Ne hüküm verilmişti? 

Bunu söylemeden önce ne görülmüş olduğunu hatırlayalım. 

Sözgelimi, Mavi Kolordu’nun sağ kanadında hareket eden bir tümen komutanından, tümenine verdiği emrin ve tümenin bulunduğu durumun 
bildirilmesi sorma yetkisine sahip birisi tarafından rica edildi. 

Tümen komutanı, böyle bir soruya muhatap olmamış gibi, atının üzerinde suskun ve fazlasıyla sakin ve dilsiz duruyordu. 

Biraz bekledikten sonra birinci sorunun cevabından vazgeçilerek, kolordu komutanından alınan emrin anlamı soruldu; yine cevap yok! Sebep?!.. 
Sebep, aldığı emrin anlamını kavrayamamıştı. 

Sebep, verdiği emrin veya daha doğrusu imzaladığı emrin neden ibaret olduğunu bilmiyordu. 

Sebep? Çünkü görünüşe rağmen, o tümene o komuta etmiyordu. 
Sebep, edemezdi... 

Ya böyle verilen emri anlamadan kabul eden alay komutanları? Evet, bu merakı gidermek için tümen komutanının yanından ayrılarak, ‘Karıştıran’ yönünde yürüyen alaylara katıldım. 
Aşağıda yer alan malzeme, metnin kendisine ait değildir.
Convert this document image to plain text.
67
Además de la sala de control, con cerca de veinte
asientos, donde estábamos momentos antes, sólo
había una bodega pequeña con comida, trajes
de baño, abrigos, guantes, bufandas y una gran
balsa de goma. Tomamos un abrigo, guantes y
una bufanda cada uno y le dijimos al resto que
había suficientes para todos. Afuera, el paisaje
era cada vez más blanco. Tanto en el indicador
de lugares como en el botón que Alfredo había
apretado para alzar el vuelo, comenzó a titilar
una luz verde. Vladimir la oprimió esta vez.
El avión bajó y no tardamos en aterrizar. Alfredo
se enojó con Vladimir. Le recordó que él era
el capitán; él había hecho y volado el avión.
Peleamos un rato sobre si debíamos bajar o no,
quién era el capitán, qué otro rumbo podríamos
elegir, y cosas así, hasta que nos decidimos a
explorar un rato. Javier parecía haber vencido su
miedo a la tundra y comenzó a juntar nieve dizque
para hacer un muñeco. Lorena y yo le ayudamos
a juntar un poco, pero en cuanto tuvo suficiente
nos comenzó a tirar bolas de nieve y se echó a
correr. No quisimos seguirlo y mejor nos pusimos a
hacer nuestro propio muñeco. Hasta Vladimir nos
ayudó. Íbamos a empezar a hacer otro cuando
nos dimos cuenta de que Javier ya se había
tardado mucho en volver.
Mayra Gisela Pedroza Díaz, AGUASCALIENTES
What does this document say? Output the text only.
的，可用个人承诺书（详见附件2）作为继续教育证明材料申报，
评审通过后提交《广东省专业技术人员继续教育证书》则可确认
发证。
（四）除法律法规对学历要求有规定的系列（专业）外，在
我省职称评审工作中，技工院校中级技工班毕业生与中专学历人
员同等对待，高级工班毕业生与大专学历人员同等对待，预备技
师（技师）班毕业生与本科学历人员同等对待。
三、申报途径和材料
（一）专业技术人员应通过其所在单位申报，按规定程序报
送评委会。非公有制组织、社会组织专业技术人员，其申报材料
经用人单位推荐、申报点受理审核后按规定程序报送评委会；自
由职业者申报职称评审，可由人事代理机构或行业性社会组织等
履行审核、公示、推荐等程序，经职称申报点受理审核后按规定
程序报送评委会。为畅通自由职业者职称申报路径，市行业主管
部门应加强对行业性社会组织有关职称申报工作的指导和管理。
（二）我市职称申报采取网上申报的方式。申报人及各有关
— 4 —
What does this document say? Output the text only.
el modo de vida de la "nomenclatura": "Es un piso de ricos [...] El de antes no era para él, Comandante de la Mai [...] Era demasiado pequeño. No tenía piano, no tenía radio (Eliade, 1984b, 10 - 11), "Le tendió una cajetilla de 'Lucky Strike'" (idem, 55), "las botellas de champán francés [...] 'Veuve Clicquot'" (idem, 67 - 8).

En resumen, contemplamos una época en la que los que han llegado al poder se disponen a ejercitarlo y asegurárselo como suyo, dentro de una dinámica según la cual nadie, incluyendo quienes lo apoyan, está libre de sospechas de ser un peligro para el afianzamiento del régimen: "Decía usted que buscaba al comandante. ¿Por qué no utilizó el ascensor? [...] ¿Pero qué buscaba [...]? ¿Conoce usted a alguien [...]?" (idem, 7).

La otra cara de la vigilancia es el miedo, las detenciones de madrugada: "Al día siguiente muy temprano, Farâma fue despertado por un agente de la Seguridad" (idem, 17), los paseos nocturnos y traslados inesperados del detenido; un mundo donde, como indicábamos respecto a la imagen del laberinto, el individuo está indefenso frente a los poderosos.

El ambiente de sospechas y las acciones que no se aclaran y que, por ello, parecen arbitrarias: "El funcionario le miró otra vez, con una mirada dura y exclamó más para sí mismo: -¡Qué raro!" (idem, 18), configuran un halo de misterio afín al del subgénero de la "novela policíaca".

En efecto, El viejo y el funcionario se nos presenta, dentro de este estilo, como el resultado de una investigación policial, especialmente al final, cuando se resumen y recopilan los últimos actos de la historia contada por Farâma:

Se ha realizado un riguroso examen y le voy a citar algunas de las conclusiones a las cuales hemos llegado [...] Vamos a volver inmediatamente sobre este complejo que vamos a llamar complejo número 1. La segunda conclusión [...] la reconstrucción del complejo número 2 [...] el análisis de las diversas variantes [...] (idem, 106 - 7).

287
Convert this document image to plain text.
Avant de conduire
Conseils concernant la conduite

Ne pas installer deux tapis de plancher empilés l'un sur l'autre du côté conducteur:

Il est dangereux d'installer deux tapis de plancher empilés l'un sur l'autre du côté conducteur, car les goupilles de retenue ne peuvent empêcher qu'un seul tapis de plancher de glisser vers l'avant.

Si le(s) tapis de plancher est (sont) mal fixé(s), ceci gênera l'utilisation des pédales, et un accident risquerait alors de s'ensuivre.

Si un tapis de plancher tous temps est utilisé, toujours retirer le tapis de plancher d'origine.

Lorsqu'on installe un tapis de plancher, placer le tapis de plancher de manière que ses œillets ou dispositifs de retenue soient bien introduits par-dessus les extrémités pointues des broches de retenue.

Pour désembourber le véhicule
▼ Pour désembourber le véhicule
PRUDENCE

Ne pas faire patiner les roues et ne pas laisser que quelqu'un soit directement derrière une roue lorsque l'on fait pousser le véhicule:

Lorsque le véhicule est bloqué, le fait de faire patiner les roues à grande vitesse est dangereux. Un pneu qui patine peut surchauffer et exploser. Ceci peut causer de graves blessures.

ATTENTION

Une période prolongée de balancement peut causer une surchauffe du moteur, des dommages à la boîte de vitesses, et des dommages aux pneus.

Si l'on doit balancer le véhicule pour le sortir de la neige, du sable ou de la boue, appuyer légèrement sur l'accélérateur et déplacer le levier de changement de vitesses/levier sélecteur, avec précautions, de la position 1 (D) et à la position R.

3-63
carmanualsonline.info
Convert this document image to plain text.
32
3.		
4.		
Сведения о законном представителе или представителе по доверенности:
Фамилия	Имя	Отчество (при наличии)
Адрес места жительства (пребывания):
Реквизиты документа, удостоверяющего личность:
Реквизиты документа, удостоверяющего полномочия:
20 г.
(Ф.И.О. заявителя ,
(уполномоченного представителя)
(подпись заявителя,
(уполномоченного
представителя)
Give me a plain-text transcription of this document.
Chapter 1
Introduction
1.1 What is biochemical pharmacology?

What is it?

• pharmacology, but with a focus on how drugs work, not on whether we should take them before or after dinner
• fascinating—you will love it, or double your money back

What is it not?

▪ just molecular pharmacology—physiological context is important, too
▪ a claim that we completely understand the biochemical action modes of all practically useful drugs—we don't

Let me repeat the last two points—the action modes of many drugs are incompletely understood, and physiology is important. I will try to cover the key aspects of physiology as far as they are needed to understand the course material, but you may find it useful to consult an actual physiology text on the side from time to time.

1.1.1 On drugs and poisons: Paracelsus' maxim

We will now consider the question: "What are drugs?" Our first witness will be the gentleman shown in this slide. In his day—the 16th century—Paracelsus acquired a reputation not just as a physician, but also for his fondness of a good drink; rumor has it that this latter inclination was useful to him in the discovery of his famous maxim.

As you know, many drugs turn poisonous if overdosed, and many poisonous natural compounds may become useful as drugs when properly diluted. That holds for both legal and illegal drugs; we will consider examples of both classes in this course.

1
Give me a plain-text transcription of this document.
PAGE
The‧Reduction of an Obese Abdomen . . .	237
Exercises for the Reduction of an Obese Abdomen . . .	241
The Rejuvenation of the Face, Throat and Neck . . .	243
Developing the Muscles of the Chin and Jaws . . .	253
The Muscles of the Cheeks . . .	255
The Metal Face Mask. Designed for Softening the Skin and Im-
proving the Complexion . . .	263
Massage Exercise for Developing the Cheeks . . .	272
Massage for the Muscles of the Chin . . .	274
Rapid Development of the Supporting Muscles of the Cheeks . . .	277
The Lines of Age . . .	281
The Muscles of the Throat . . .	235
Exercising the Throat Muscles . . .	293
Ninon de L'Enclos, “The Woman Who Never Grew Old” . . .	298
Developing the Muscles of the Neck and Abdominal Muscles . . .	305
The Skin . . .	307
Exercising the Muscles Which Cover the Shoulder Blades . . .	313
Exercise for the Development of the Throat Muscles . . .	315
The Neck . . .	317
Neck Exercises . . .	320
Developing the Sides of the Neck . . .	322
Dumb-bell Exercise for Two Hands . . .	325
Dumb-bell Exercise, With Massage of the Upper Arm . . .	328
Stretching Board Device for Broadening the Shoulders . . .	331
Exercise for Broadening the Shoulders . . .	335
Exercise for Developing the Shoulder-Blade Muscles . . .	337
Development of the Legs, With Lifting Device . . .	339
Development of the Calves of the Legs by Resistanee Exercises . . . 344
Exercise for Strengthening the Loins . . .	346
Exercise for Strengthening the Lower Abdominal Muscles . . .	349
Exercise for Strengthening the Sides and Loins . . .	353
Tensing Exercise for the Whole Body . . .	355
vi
Bir alay komutanına, beni hareketleri hakkında aydınlatmasını rica ettim. “Şimdi” dedi. Ceplerini karıştırdı. Ceketinin iç cebinden iki buruşuk kâğıt 
çıkardı. “İşte, iki yazılı emir,” dedi, “birini gece aldım; birini sabahleyin. 
Henüz ilk emrin gereklerini tamamen yerine getiremediğimiz için ikinci emrin hükümlerini uygulamaya başlamadık...” 

Bu emirleri gözden geçirdim. İkincisi, birincinin hükmünü geçer- sizleştiriyordu. Fakat alay komutanı hâlâ, “Önce birinciyi ve sonra İkinciyi” diyordu. 

Niçin? 

Çünkü, alay komutanı, numara sırasıyla uygulamayı düşündüğü emirlerin ne birincisini ve ne de İkincisini anlamıştı. 
Oysa alayı gidiyordu. 
Ama nereye ve niçin?! 
Bunu, alay komutanının kendisi de bilmiyor; alayını izleyen hiç kimse de bilmiyordu. 

O halde, nereye gidiliyordu? 

Bu gidiş, elbette felakete, utanca doğru bir gidişti... 

Hareketlerini sonuna kadar izlediğim bu tümenin, gece olduğu zaman uğradığı sefaleti, kıtalarından bazılarını kaybederek çektiği ıstırabı, ertesi 
günü karşı tarafın topçu ve piyade ateşi altındaki perişanlığını tasvir etmek istemiyorum. 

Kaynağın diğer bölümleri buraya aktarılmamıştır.